Recorde de medidas protetivas no Brasil: Justiça concede 255 mil proteções a mulheres no 1º trimestre de 2026

A Justiça brasileira registrou 255.123 medidas protetivas concedidas a mulheres no primeiro trimestre de 2026, o maior número já registrado tanto para o período quanto em comparação a todos os trimestres monitorados desde 2020, segundo dados inéditos do Conselho Nacional de Justiça (CNJ). O ritmo de concessão impressiona: a cada 30 segundos, uma mulher recebe proteção judicial. O recorde anterior, de 82.697 medidas em setembro de 2025, foi superado em maio deste ano, quando 93.782 medidas foram concedidas — um aumento de 13,4%. Em relação ao trimestre anterior, o crescimento foi de 7,52%.

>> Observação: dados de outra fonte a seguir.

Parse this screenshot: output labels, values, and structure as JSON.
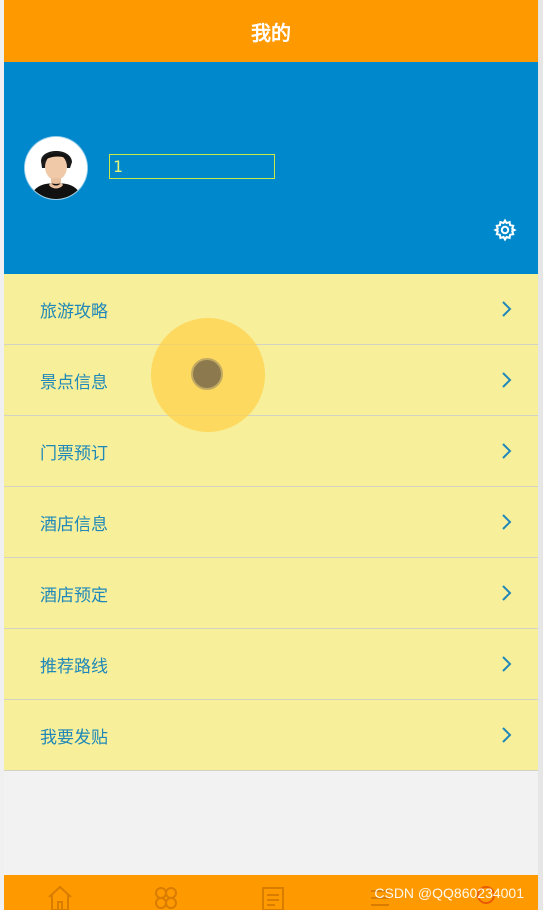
{
  "header": {
    "title": "我的"
  },
  "profile": {
    "username_value": "1"
  },
  "menu": {
    "items": [
      {
        "label": "旅游攻略"
      },
      {
        "label": "景点信息"
      },
      {
        "label": "门票预订"
      },
      {
        "label": "酒店信息"
      },
      {
        "label": "酒店预定"
      },
      {
        "label": "推荐路线"
      },
      {
        "label": "我要发贴"
      }
    ]
  },
  "tabbar": {
    "icons": [
      "home-icon",
      "category-icon",
      "notes-icon",
      "list-icon",
      "user-icon"
    ]
  },
  "watermark": "CSDN @QQ860234001",
  "colors": {
    "header": "#ff9900",
    "profile_bg": "#0088cc",
    "menu_bg": "#f7ef9a",
    "menu_text": "#1f88b9",
    "tabbar": "#ff9900"
  }
}
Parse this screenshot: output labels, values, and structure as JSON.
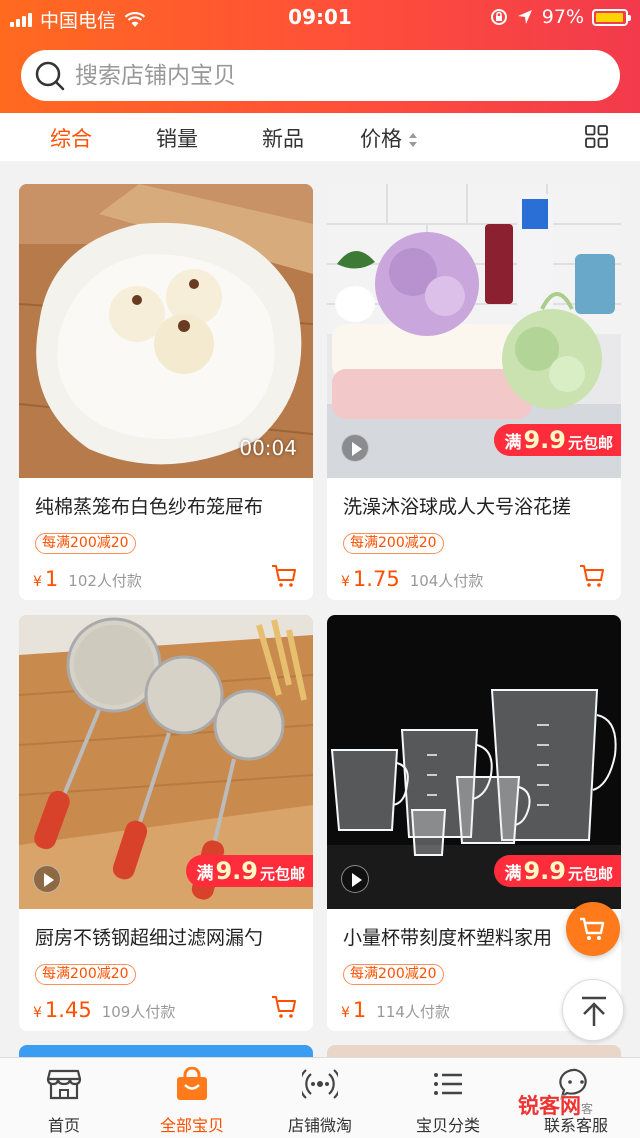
{
  "status_bar": {
    "carrier": "中国电信",
    "time": "09:01",
    "battery": "97%"
  },
  "search": {
    "placeholder": "搜索店铺内宝贝"
  },
  "sort_tabs": [
    "综合",
    "销量",
    "新品",
    "价格"
  ],
  "products": [
    {
      "title": "纯棉蒸笼布白色纱布笼屉布",
      "coupon": "每满200减20",
      "currency": "¥",
      "price": "1",
      "sales": "102人付款",
      "video_duration": "00:04"
    },
    {
      "title": "洗澡沐浴球成人大号浴花搓",
      "coupon": "每满200减20",
      "currency": "¥",
      "price": "1.75",
      "sales": "104人付款",
      "promo": {
        "prefix": "满",
        "amount": "9.9",
        "suffix": "元包邮"
      }
    },
    {
      "title": "厨房不锈钢超细过滤网漏勺",
      "coupon": "每满200减20",
      "currency": "¥",
      "price": "1.45",
      "sales": "109人付款",
      "promo": {
        "prefix": "满",
        "amount": "9.9",
        "suffix": "元包邮"
      }
    },
    {
      "title": "小量杯带刻度杯塑料家用",
      "coupon": "每满200减20",
      "currency": "¥",
      "price": "1",
      "sales": "114人付款",
      "promo": {
        "prefix": "满",
        "amount": "9.9",
        "suffix": "元包邮"
      }
    }
  ],
  "tab_bar": [
    {
      "label": "首页",
      "icon": "storefront-icon"
    },
    {
      "label": "全部宝贝",
      "icon": "shopping-bag-icon"
    },
    {
      "label": "店铺微淘",
      "icon": "broadcast-icon"
    },
    {
      "label": "宝贝分类",
      "icon": "list-icon"
    },
    {
      "label": "联系客服",
      "icon": "chat-icon"
    }
  ],
  "watermark": {
    "main": "锐客网",
    "small": "客"
  },
  "colors": {
    "accent": "#ff5000",
    "header_start": "#ff6a1f",
    "header_end": "#f23a4c",
    "promo": "#ff2d3c"
  }
}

As medidas protetivas, previstas na Lei Maria da Penha (Lei nº 11.340/2006), são ferramentas de proteção a mulheres em situações de risco por violência doméstica ou familiar. Elas são solicitadas pelas vítimas em delegacias especializadas ou diretamente ao juiz. Desde janeiro de 2020, quando o monitoramento começou, o volume de proteções judiciais cresce de forma consistente, saltando de cerca de 20 mil medidas por mês para os atuais patamares.

Cresce a proteção e a violência

O avanço na concessão de medidas protetivas ocorre em paralelo ao aumento da letalidade contra mulheres. Dados do Ministério da Justiça e Segurança Pública (MJSP) apontam que, entre janeiro e março de 2026, o país registrou 399 vítimas de feminicídio — o maior número para o período desde 2015. A aparente contradição entre mais proteção e mais mortes é explicada por especialistas como reflexo do agravamento da violência de gênero no Brasil.

Nathalie Malveiro, procuradora de Justiça Criminal do Ministério Público de São Paulo (MPSP), destaca que o aumento da busca por medidas protetivas está diretamente ligado à maior difusão do tema entre as brasileiras. “Quanto mais se fala, mais as mulheres se sentem seguras, mais elas registram a ocorrência e pedem a medida protetiva”, afirma. A procuradora ressalta que a violência contra a mulher ganha força no país, e a conscientização impulsiona a procura pela Justiça.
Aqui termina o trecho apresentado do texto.